Dit initiatief opent interessante en veelbelovende perspectieven voor de ontwikkeling van nieuwe genetische screeningstechnologieën bij pasgeborenen. Toch vertoont het op dit moment nog drie belangrijke tekortkomingen.
De eerste tekortkoming is wetenschappelijk. De selectie van aandoeningen die Baby Detect opspoort, is niet gebaseerd op een breed gedragen wetenschappelijke consensus, noch op nationaal, noch op internationaal niveau. Er is onduidelijkheid over de klinische relevantie van deze screening, zowel op vlak van prognose en behandelmogelijkheden voor de patiënt als op het vlak van volksgezondheid.
Daarnaast zijn de prestaties van de test – zoals sensitiviteit, specificiteit en voorspellende waarde – onvoldoende gedocumenteerd in de gegevens die aan de betrokken centra worden verstrekt. De interpretatie van genetische varianten is niet altijd eenduidig, wat het risico op over- of onderdiagnose met zich meebrengt. Bovendien worden sommige aandoeningen om diverse redenen beter opgespoord met biochemische methoden dan met genetische screening.
Tot slot is er voor een aanzienlijk deel van de opgespoorde aandoeningen geen bewezen effectieve behandeling beschikbaar, wat de klinische meerwaarde van de test verder in vraag stelt.
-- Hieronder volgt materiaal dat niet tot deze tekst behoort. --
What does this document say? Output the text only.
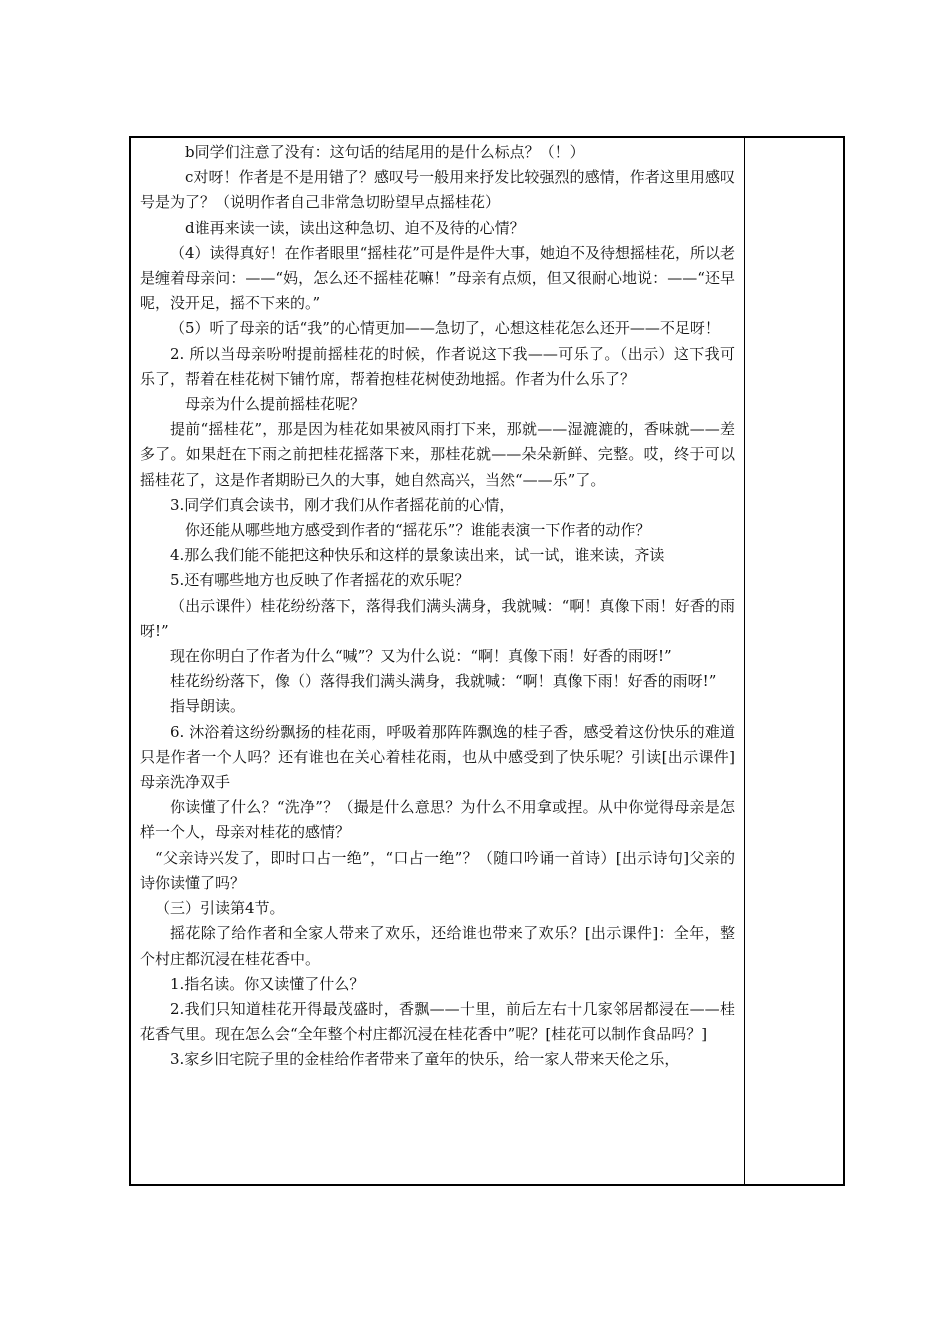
b同学们注意了没有：这句话的结尾用的是什么标点？（！）

c对呀！作者是不是用错了？感叹号一般用来抒发比较强烈的感情，作者这里用感叹号是为了？（说明作者自己非常急切盼望早点摇桂花）

d谁再来读一读，读出这种急切、迫不及待的心情？

（4）读得真好！在作者眼里“摇桂花”可是件是件大事，她迫不及待想摇桂花，所以老是缠着母亲问：——“妈，怎么还不摇桂花嘛！”母亲有点烦，但又很耐心地说：——“还早呢，没开足，摇不下来的。”

（5）听了母亲的话“我”的心情更加——急切了，心想这桂花怎么还开——不足呀！

2. 所以当母亲吩咐提前摇桂花的时候，作者说这下我——可乐了。（出示）这下我可乐了，帮着在桂花树下铺竹席，帮着抱桂花树使劲地摇。作者为什么乐了？

母亲为什么提前摇桂花呢？

提前“摇桂花”，那是因为桂花如果被风雨打下来，那就——湿漉漉的，香味就——差多了。如果赶在下雨之前把桂花摇落下来，那桂花就——朵朵新鲜、完整。哎，终于可以摇桂花了，这是作者期盼已久的大事，她自然高兴，当然“——乐”了。

3.同学们真会读书，刚才我们从作者摇花前的心情，

你还能从哪些地方感受到作者的“摇花乐”？谁能表演一下作者的动作？

4.那么我们能不能把这种快乐和这样的景象读出来，试一试，谁来读，齐读

5.还有哪些地方也反映了作者摇花的欢乐呢？

（出示课件）桂花纷纷落下，落得我们满头满身，我就喊：“啊！真像下雨！好香的雨呀!”

现在你明白了作者为什么“喊”？又为什么说：“啊！真像下雨！好香的雨呀!”

桂花纷纷落下，像（）落得我们满头满身，我就喊：“啊！真像下雨！好香的雨呀!”

指导朗读。

6. 沐浴着这纷纷飘扬的桂花雨，呼吸着那阵阵飘逸的桂子香，感受着这份快乐的难道只是作者一个人吗？还有谁也在关心着桂花雨，也从中感受到了快乐呢？引读[出示课件] 母亲洗净双手

你读懂了什么？“洗净”？（撮是什么意思？为什么不用拿或捏。从中你觉得母亲是怎样一个人，母亲对桂花的感情？

“父亲诗兴发了，即时口占一绝”，“口占一绝”？（随口吟诵一首诗）[出示诗句]父亲的诗你读懂了吗？

（三）引读第4节。

摇花除了给作者和全家人带来了欢乐，还给谁也带来了欢乐？[出示课件]：全年，整个村庄都沉浸在桂花香中。

1.指名读。你又读懂了什么？

2.我们只知道桂花开得最茂盛时，香飘——十里，前后左右十几家邻居都浸在——桂花香气里。现在怎么会“全年整个村庄都沉浸在桂花香中”呢？[桂花可以制作食品吗？]

3.家乡旧宅院子里的金桂给作者带来了童年的快乐，给一家人带来天伦之乐，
De tweede tekortkoming is logistiek. Dit betreft zowel zorginstellingen als de bredere volksgezondheid. Op zorgniveau ontbreekt een duidelijke structuur, zowel vóór als na de test. Vooraf is er onvoldoende multidisciplinaire begeleiding en wordt er te weinig aandacht besteed aan de klinische aspecten en de correcte informatieverstrekking aan ouders. Achteraf schieten de nodige middelen en structuren tekort om gezinnen een degelijke en kwaliteitsvolle opvolging te bieden.
Vanuit volksgezondheidsperspectief leidt dit commerciële project op lange termijn tot ongelijkheid in de toegang tot zorg. Dit staat in schril contrast met de inspanningen van publieke instanties, ziekenhuizen, screeningscentra en genetische centra, die net inzetten op regionale en nationale harmonisatie, gestandaardiseerde methodes en de ontwikkeling van terugbetaalde tests binnen een openbaar en toegankelijk zorgsysteem.
Dit project volgt een puur commerciële strategie en sluit niet aan bij de algemene evolutie van neonatale screening in België.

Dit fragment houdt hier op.